De acordo com o África Monitor, as mudanças aos estatutos aprovadas no último Congresso introduzem a possibilidade de separação entre a presidência do partido e a candidatura à Presidência da República, permitindo que o líder do MPLA não seja, obrigatoriamente, o cabeça-de-lista. Tal cenário poderá assegurar a continuidade de João Lourenço na condução do partido para além do seu mandato presidencial.
A mesma fonte sublinha que a morte de Fernando da Piedade Dias dos Santos, “Nandó”, afastou um dos raros dirigentes com capacidade política para disputar a liderança interna. Por outro lado, o general Higino Carneiro, frequentemente apontado como potencial alternativa, encontra-se politicamente fragilizado devido a processos judiciais, o que contribui para consolidar a posição de Lourenço.
Perante os limites constitucionais que impedem um terceiro mandato consecutivo, fontes políticas em Luanda admitem vários cenários para a sucessão. Entre os mais referidos figuram a manutenção de Lourenço à frente do MPLA, com influência decisiva na escolha do candidato presidencial; uma solução de alternância estratégica com eventual regresso posterior; a ascensão ao poder por via de uma vice-presidência reforçada; a indicação de um sucessor de confiança, acompanhada de um afastamento formal; ou, em última instância, uma eventual revisão constitucional que viabilize um novo mandato.
Entre os potenciais candidatos presidenciais mais mencionados surgem Manuel Homem, Adão de Almeida, Vera Daves e Pereira Alfredo. Todos apresentam perfis tecnocráticos, relativa juventude política e uma ligação próxima à actual liderança.

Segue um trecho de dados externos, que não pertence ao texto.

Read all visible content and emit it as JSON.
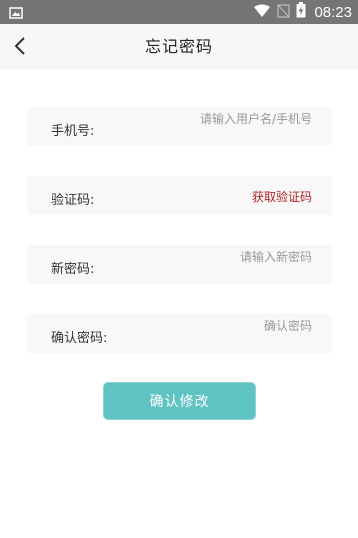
{
  "status_bar": {
    "time": "08:23",
    "icons": [
      "image-icon",
      "wifi-icon",
      "no-signal-icon",
      "battery-charging-icon"
    ]
  },
  "header": {
    "title": "忘记密码",
    "back_icon": "chevron-left-icon"
  },
  "form": {
    "phone": {
      "label": "手机号:",
      "placeholder": "请输入用户名/手机号",
      "value": ""
    },
    "code": {
      "label": "验证码:",
      "action_label": "获取验证码",
      "value": ""
    },
    "new_password": {
      "label": "新密码:",
      "placeholder": "请输入新密码",
      "value": ""
    },
    "confirm_password": {
      "label": "确认密码:",
      "placeholder": "确认密码",
      "value": ""
    }
  },
  "submit": {
    "label": "确认修改"
  },
  "colors": {
    "status_bar": "#757575",
    "header_bg": "#f7f7f7",
    "row_bg": "#f8f8f8",
    "action_link": "#b22222",
    "button": "#5fc3c3"
  }
}
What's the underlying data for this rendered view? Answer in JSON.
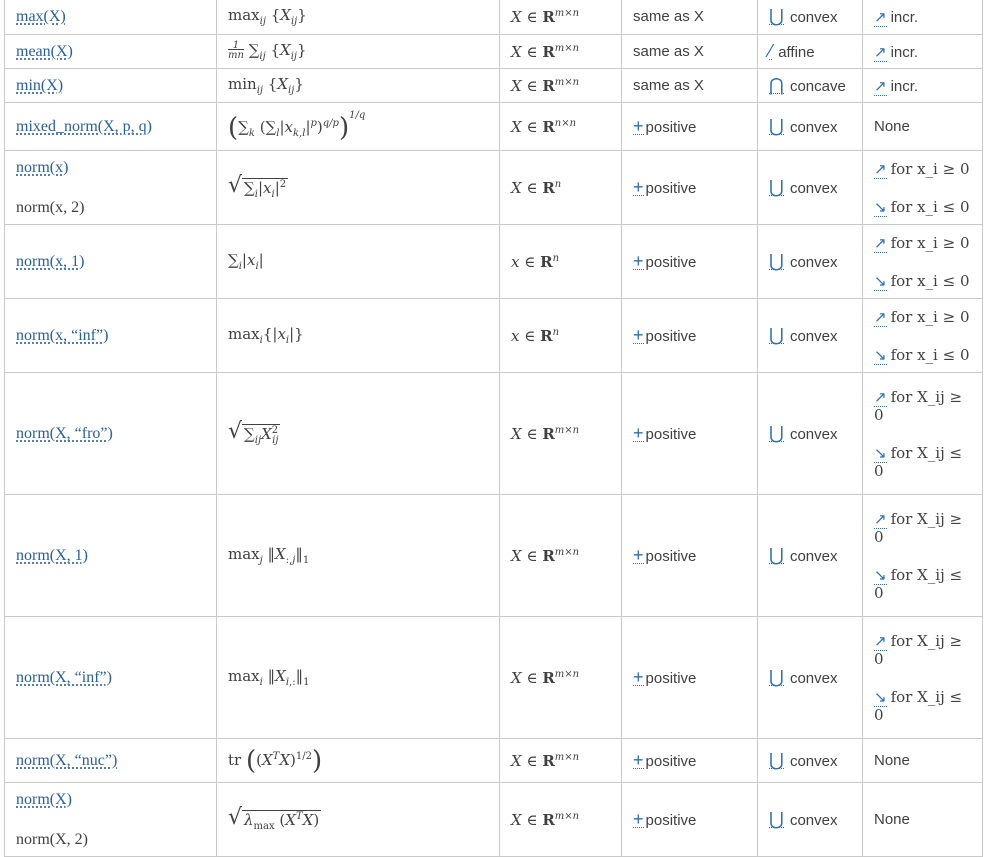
{
  "rows": [
    {
      "fn": [
        "max(X)"
      ],
      "meaning": "max_ij {X_ij}",
      "domain": "X ∈ R^{m×n}",
      "sign": "same as X",
      "curv": "convex",
      "mono": [
        "incr."
      ]
    },
    {
      "fn": [
        "mean(X)"
      ],
      "meaning": "1/mn ∑_ij {X_ij}",
      "domain": "X ∈ R^{m×n}",
      "sign": "same as X",
      "curv": "affine",
      "mono": [
        "incr."
      ]
    },
    {
      "fn": [
        "min(X)"
      ],
      "meaning": "min_ij {X_ij}",
      "domain": "X ∈ R^{m×n}",
      "sign": "same as X",
      "curv": "concave",
      "mono": [
        "incr."
      ]
    },
    {
      "fn": [
        "mixed_norm(X, p, q)"
      ],
      "meaning": "(∑_k (∑_l |x_{k,l}|^p)^{q/p})^{1/q}",
      "domain": "X ∈ R^{n×n}",
      "sign": "positive",
      "curv": "convex",
      "mono": [
        "None"
      ]
    },
    {
      "fn": [
        "norm(x)",
        "norm(x, 2)"
      ],
      "meaning": "√(∑_i |x_i|^2)",
      "domain": "X ∈ R^n",
      "sign": "positive",
      "curv": "convex",
      "mono": [
        "for x_i ≥ 0",
        "for x_i ≤ 0"
      ]
    },
    {
      "fn": [
        "norm(x, 1)"
      ],
      "meaning": "∑_i |x_i|",
      "domain": "x ∈ R^n",
      "sign": "positive",
      "curv": "convex",
      "mono": [
        "for x_i ≥ 0",
        "for x_i ≤ 0"
      ]
    },
    {
      "fn": [
        "norm(x, “inf”)"
      ],
      "meaning": "max_i {|x_i|}",
      "domain": "x ∈ R^n",
      "sign": "positive",
      "curv": "convex",
      "mono": [
        "for x_i ≥ 0",
        "for x_i ≤ 0"
      ]
    },
    {
      "fn": [
        "norm(X, “fro”)"
      ],
      "meaning": "√(∑_ij X_ij^2)",
      "domain": "X ∈ R^{m×n}",
      "sign": "positive",
      "curv": "convex",
      "mono": [
        "for X_ij ≥ 0",
        "for X_ij ≤ 0"
      ]
    },
    {
      "fn": [
        "norm(X, 1)"
      ],
      "meaning": "max_j ‖X_{:,j}‖_1",
      "domain": "X ∈ R^{m×n}",
      "sign": "positive",
      "curv": "convex",
      "mono": [
        "for X_ij ≥ 0",
        "for X_ij ≤ 0"
      ]
    },
    {
      "fn": [
        "norm(X, “inf”)"
      ],
      "meaning": "max_i ‖X_{i,:}‖_1",
      "domain": "X ∈ R^{m×n}",
      "sign": "positive",
      "curv": "convex",
      "mono": [
        "for X_ij ≥ 0",
        "for X_ij ≤ 0"
      ]
    },
    {
      "fn": [
        "norm(X, “nuc”)"
      ],
      "meaning": "tr((X^T X)^{1/2})",
      "domain": "X ∈ R^{m×n}",
      "sign": "positive",
      "curv": "convex",
      "mono": [
        "None"
      ]
    },
    {
      "fn": [
        "norm(X)",
        "norm(X, 2)"
      ],
      "meaning": "√(λ_max (X^T X))",
      "domain": "X ∈ R^{m×n}",
      "sign": "positive",
      "curv": "convex",
      "mono": [
        "None"
      ]
    }
  ],
  "icons": {
    "convex": "cup-icon",
    "concave": "cap-icon",
    "affine": "line-icon",
    "positive": "plus-icon",
    "incr": "arrow-up-right-icon",
    "decr": "arrow-down-right-icon"
  },
  "colors": {
    "link": "#2b5f96",
    "icon": "#2b6fad",
    "border": "#c9c9c9",
    "text": "#404040"
  }
}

A escolha deverá, ainda assim, depender da evolução do quadro económico e político nos anos de 2026 e 2027.
Entretanto, o MPLA anunciou, em Março, a redução de 14,5% dos membros do seu Comité Central, medida enquadrada no processo de reorganização interna. A direcção do partido assegurou igualmente que não estão previstas alterações estatutárias no IX Congresso Ordinário, marcado para dezembro deste ano.